I was told what it was to be a man,
Now Ive reached the age
Ive tried to do all those things the best I can.
No matter how I try,
I find my way to do the same old jam.
Led Zeppelin, "Good Times, Bad Times"
I am a huge believer that literature, movies, TV shows, music, and other such artifacts reflect the concerns of that generation's culture. From the vibrant and often decadent aftermath of World War I, alternatively known as the Roaring '20s, the Jazz Age, the Weimar Era, to the staid, "whitebread" culture of the American '50s, with its own version of book burnings and protests over the threatened collapse of an extremely imbalanced racial situation, as seen in the tensions inherent between the sources of "Rock and Roll" and its products, one can get the sense of what concerns a society by how such worries are codified into its mass cultural products.

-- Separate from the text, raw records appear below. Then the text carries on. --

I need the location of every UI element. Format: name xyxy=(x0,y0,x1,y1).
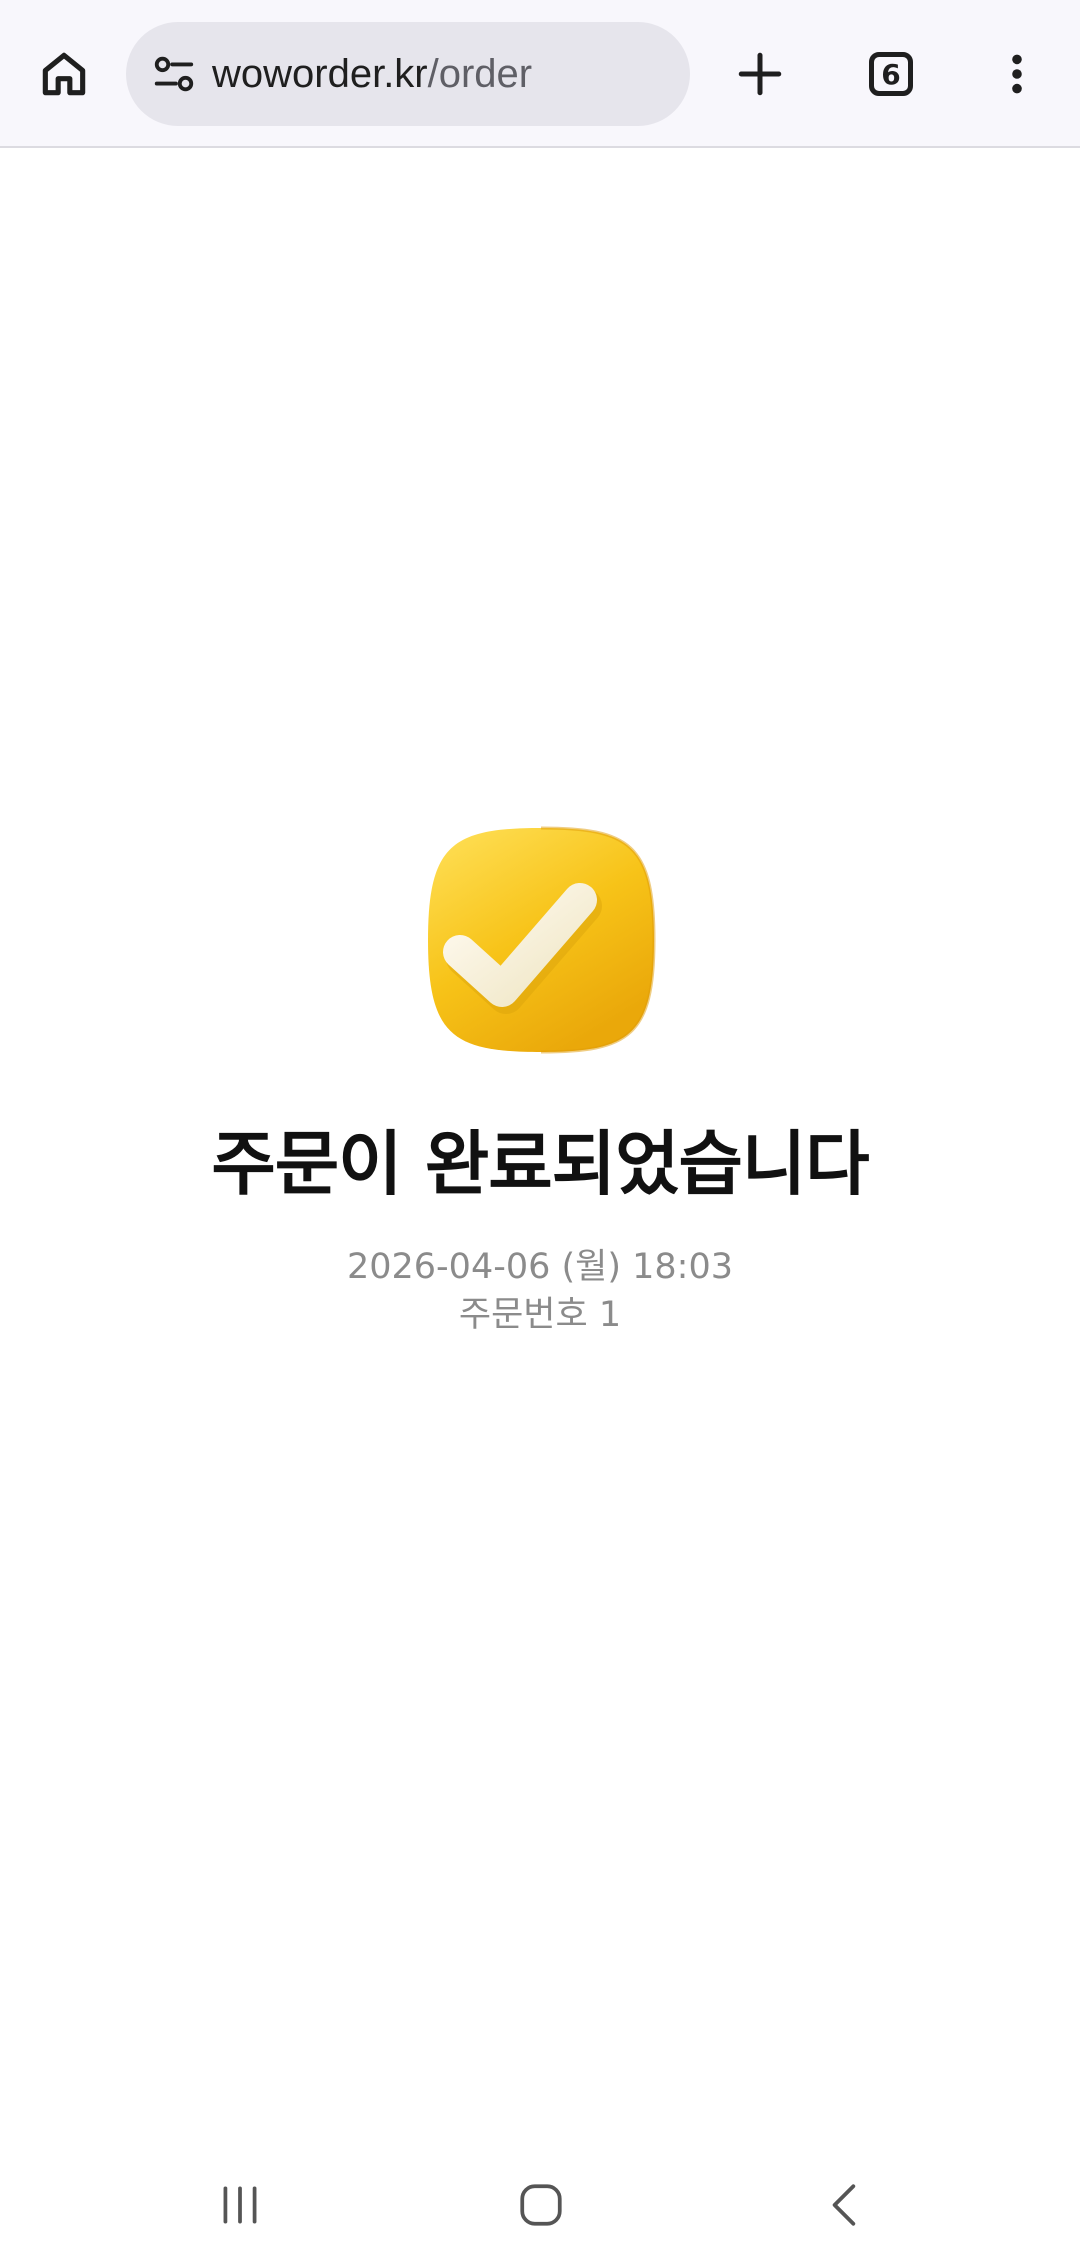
tab-count: 6 xyxy=(881,57,901,91)
new-tab-button[interactable] xyxy=(720,34,800,114)
home-icon xyxy=(42,52,86,96)
system-nav-bar xyxy=(0,2140,1080,2267)
order-number: 주문번호 1 xyxy=(458,1295,622,1335)
more-vert-icon xyxy=(1012,54,1022,94)
recents-icon xyxy=(223,2186,257,2224)
browser-menu-button[interactable] xyxy=(977,34,1057,114)
browser-toolbar: woworder.kr/order 6 xyxy=(0,0,1080,148)
nav-home-icon xyxy=(520,2184,562,2226)
tab-switcher-button[interactable]: 6 xyxy=(851,34,931,114)
tab-switcher-icon: 6 xyxy=(869,52,913,96)
order-complete-title: 주문이 완료되었습니다 xyxy=(211,1123,869,1205)
address-bar[interactable]: woworder.kr/order xyxy=(126,22,690,126)
order-date: 2026-04-06 (월) 18:03 xyxy=(346,1247,734,1287)
nav-home-button[interactable] xyxy=(491,2160,591,2250)
back-button[interactable] xyxy=(795,2160,895,2250)
url-path: /order xyxy=(427,52,533,96)
url-domain: woworder.kr xyxy=(212,52,428,96)
home-button[interactable] xyxy=(24,34,104,114)
site-info-icon[interactable] xyxy=(144,44,204,104)
url-text: woworder.kr/order xyxy=(212,22,532,126)
plus-icon xyxy=(738,52,782,96)
check-badge-icon xyxy=(424,824,658,1056)
screen: woworder.kr/order 6 주문이 완료되었습니다 2026-04-… xyxy=(0,0,1080,2267)
recents-button[interactable] xyxy=(190,2160,290,2250)
back-icon xyxy=(832,2184,856,2226)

The same holds true for science fiction and fantasy. During the "Golden Age of Science Fiction" in the 1950s, while the US and the Soviet Union began a four decade-long Cold War, there was this tension between the desire to expand outward and the fear of what might be encountered. I will not go into depth exploring the rise of "monster" movies during this time nor will I discuss here in depth the hows and whys behind the comics craze (and its controversies, although there is a book by David Hajdu, The Ten-¢ent Plague, that I would highly recommend for others to read if they want to know more about this era); I will just merely note them in passing.
But now, almost a decade into the 21st century, things have changed. Communism has collapsed; "Western" enemies no longer have a single face. Even the "good guys" have their foibles strewn about for all to see, 24/7. Sports "heroes" are more often seen as representing the worst of human traits (greed, selfishness, lack of loyalty) than as representing that to which so many aspire (competitiveness, working together, achieving against great odds). Is it any surprise that our various media outlets mirror this growing sense of cynicism?
I have heard many claim that they read fantasy and science fiction for "escapism," but in a very ironic sense (or rather, in a bubble-popping one), each of the traits I've listed above is beginning to emerge in genre fiction. From the cynical, brooding, "anti-heroic" characters who perhaps are only less bad than their counterparts, to the growing sense in many strands of genre literature that one is left only to cheer for the lesser evil rather than for the greater good. "Gritty" is the "hot" thing now for many reading epic fantasies, yet what are these fantasies but a stronger reflection of the world around? There are so few, if any, "white hats" around. One has to wonder if one is just merely "escaping" from one cultural milieu to a reflected mirror image of it. Fascinating, if ultimately ethereal.